Kaleigh Sporko was ready for a change. She was a paralegal for an Albany-area law firm, handling mostly estate and asset transfer. She wanted to go into a field that interested and excited her – and was still growing. She knew that cybersecurity was becoming increasingly important in every field. Her sister, a coder for a major financial institution, also influenced her decision to research and pursue a career in cybersecurity.
Sporko then started looking for graduate programs to help her break into the field. The Saratoga, NY native looked in and out of state, choosing Albany Law School because it seemed the right fit with her legal background, and the master’s program in Cybersecurity and Data Privacy could be done entirely online, since she was still working full-time.
“The online experience was even better than I expected,” Sporko said. “I loved the program. It was the right challenge that I needed.”
Sporko is honest about just how challenging it was. “If you’re going to work full time (or part time), you need to have the energy and willingness to compromise your personal time,” she said. “It’s a lot of reading, and a lot to process.” But she enjoyed learning about risk management, a new concept to her, and loved the course on Cyber Crime with Michael Skiba (also known as “Dr. Fraud” for his expertise in counter fraud strategies).
During the program, she reduced her work schedule to 30 hours a week and, eager to get started on her new career, completed the program in one year. She even attended Commencement at the Saratoga Performing Arts Center – and got to meet ten people from her online program in person. “It was nice to put faces to names that I had talked to in discussion panels,” she said, and many connected on LinkedIn.
One of her professors, Rick Cobello, a former chief information security officer for the State of New York and Tech Valley Talent, kept in touch and would send her job postings. “He was adamant about helping me get started in a new field,” Sporko said. “When a professor goes the extra mile for a student, like Cobello did for me, it makes a big impact. It’s those connections that make a program successful.”
Last summer, Cobello introduced Sporko to Jacki Goralczyk ’15, partner in the Clifton Park-based firm DeAngelus Goralczyk, PLLC, who had gone through the same program. They discovered common interests in the cybersecurity realm – but real estate was exploding due to the pandemic and Goralczyk needed more help. Always game for a new challenge, Sporko went to work for the firm as a paralegal.
“It was kind of a ‘win-win,’ because me starting in real estate was a temporary solution to adding me as part of the firm – with the ultimate goal of having me help develop the cybersecurity sector,” she said.

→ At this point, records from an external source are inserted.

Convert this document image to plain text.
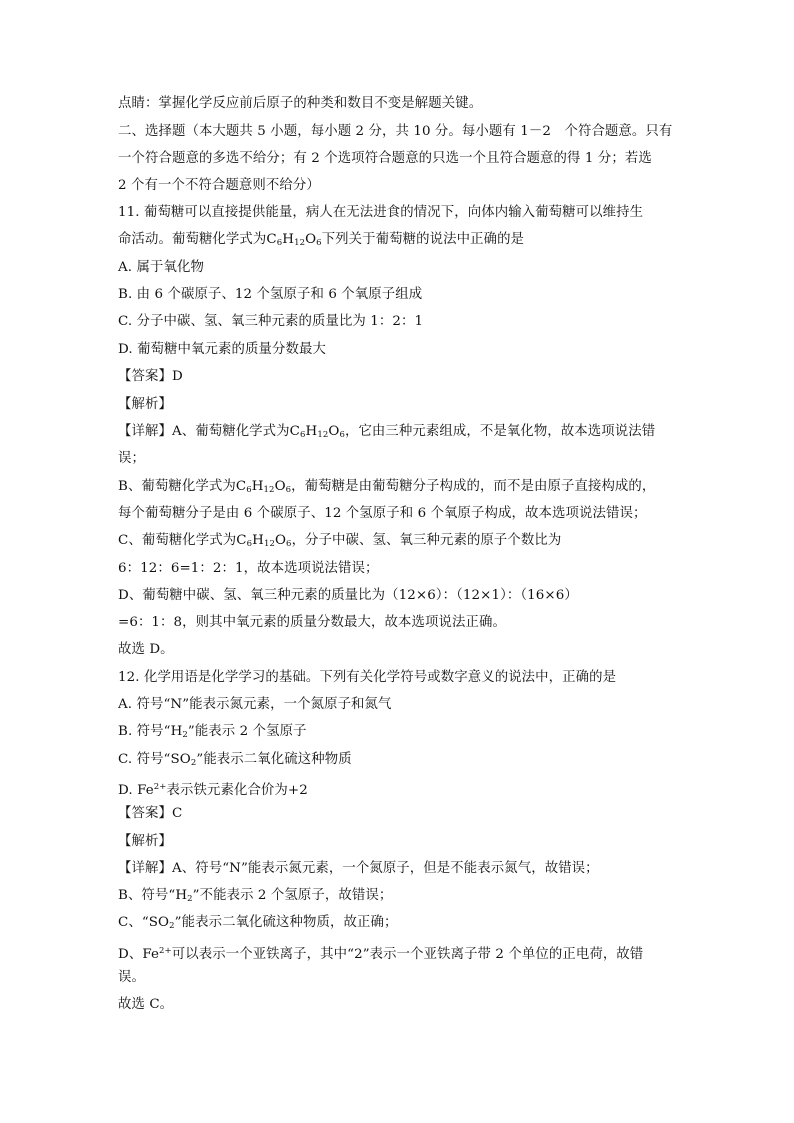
点睛：掌握化学反应前后原子的种类和数目不变是解题关键。
二、选择题（本大题共 5 小题，每小题 2 分，共 10 分。每小题有 1－2　个符合题意。只有
一个符合题意的多选不给分；有 2 个选项符合题意的只选一个且符合题意的得 1 分；若选
2 个有一个不符合题意则不给分）
11. 葡萄糖可以直接提供能量，病人在无法进食的情况下，向体内输入葡萄糖可以维持生
命活动。葡萄糖化学式为$C_6H_{12}O_6$下列关于葡萄糖的说法中正确的是
A. 属于氧化物
B. 由 6 个碳原子、12 个氢原子和 6 个氧原子组成
C. 分子中碳、氢、氧三种元素的质量比为 1：2：1
D. 葡萄糖中氧元素的质量分数最大
【答案】D
【解析】
【详解】A、葡萄糖化学式为$C_6H_{12}O_6$，它由三种元素组成，不是氧化物，故本选项说法错
误；
B、葡萄糖化学式为$C_6H_{12}O_6$，葡萄糖是由葡萄糖分子构成的，而不是由原子直接构成的，
每个葡萄糖分子是由 6 个碳原子、12 个氢原子和 6 个氧原子构成，故本选项说法错误；
C、葡萄糖化学式为$C_6H_{12}O_6$，分子中碳、氢、氧三种元素的原子个数比为
6：12：6=1：2：1，故本选项说法错误；
D、葡萄糖中碳、氢、氧三种元素的质量比为（12×6）：（12×1）：（16×6）
=6：1：8，则其中氧元素的质量分数最大，故本选项说法正确。
故选 D。
12. 化学用语是化学学习的基础。下列有关化学符号或数字意义的说法中，正确的是
A. 符号“N”能表示氮元素，一个氮原子和氮气
B. 符号“$H_2$”能表示 2 个氢原子
C. 符号“$SO_2$”能表示二氧化硫这种物质
D. $Fe^{2+}$表示铁元素化合价为+2
【答案】C
【解析】
【详解】A、符号“N”能表示氮元素，一个氮原子，但是不能表示氮气，故错误；
B、符号“$H_2$”不能表示 2 个氢原子，故错误；
C、“$SO_2$”能表示二氧化硫这种物质，故正确；
D、$Fe^{2+}$可以表示一个亚铁离子，其中“2”表示一个亚铁离子带 2 个单位的正电荷，故错
误。
故选 C。
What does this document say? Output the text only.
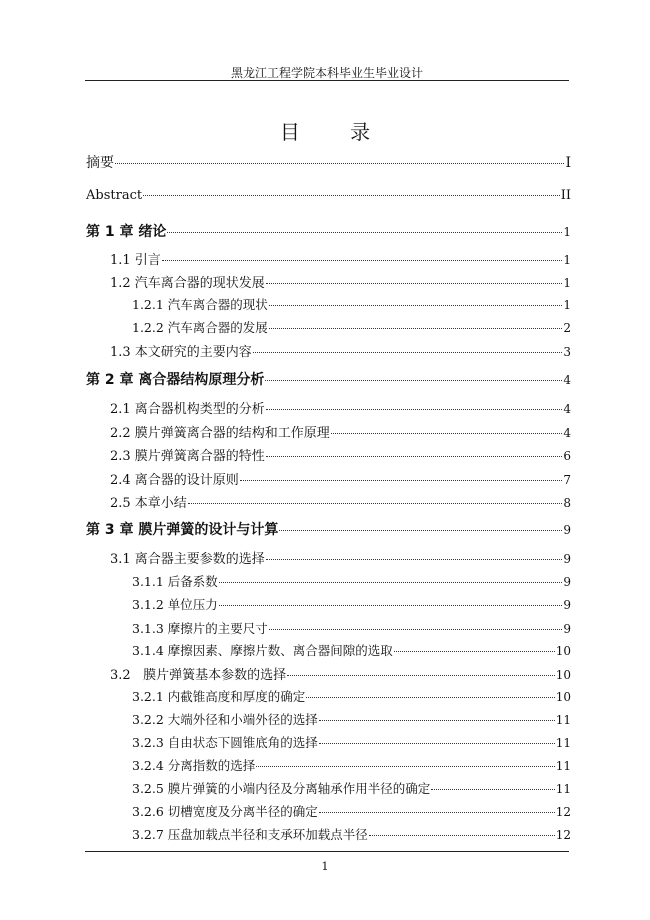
黑龙江工程学院本科毕业生毕业设计
目 录
摘要	I
Abstract	II
第 1 章 绪论	1
1.1 引言	1
1.2 汽车离合器的现状发展	1
1.2.1 汽车离合器的现状	1
1.2.2 汽车离合器的发展	2
1.3 本文研究的主要内容	3
第 2 章 离合器结构原理分析	4
2.1 离合器机构类型的分析	4
2.2 膜片弹簧离合器的结构和工作原理	4
2.3 膜片弹簧离合器的特性	6
2.4 离合器的设计原则	7
2.5 本章小结	8
第 3 章 膜片弹簧的设计与计算	9
3.1 离合器主要参数的选择	9
3.1.1 后备系数	9
3.1.2 单位压力	9
3.1.3 摩擦片的主要尺寸	9
3.1.4 摩擦因素、摩擦片数、离合器间隙的选取	10
3.2   膜片弹簧基本参数的选择	10
3.2.1 内截锥高度和厚度的确定	10
3.2.2 大端外径和小端外径的选择	11
3.2.3 自由状态下圆锥底角的选择	11
3.2.4 分离指数的选择	11
3.2.5 膜片弹簧的小端内径及分离轴承作用半径的确定	11
3.2.6 切槽宽度及分离半径的确定	12
3.2.7 压盘加载点半径和支承环加载点半径	12
1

When real estate started to slow down a bit, Sporko and Goralczyk were able to devote more time to starting a side business focusing on risk management – with Cobello as a partner. Called Global Cybersecurity Solutions, LLC, the new venture takes more of a holistic risk management approach to business security, not just focusing on networks or selling software providers, Sporko explained. She now primarily serves as a cybersecurity analyst for the new business.
“Rick made the connection and Jacki provided the break that I needed,” she said. “I am grateful to both of them for taking a chance on me.”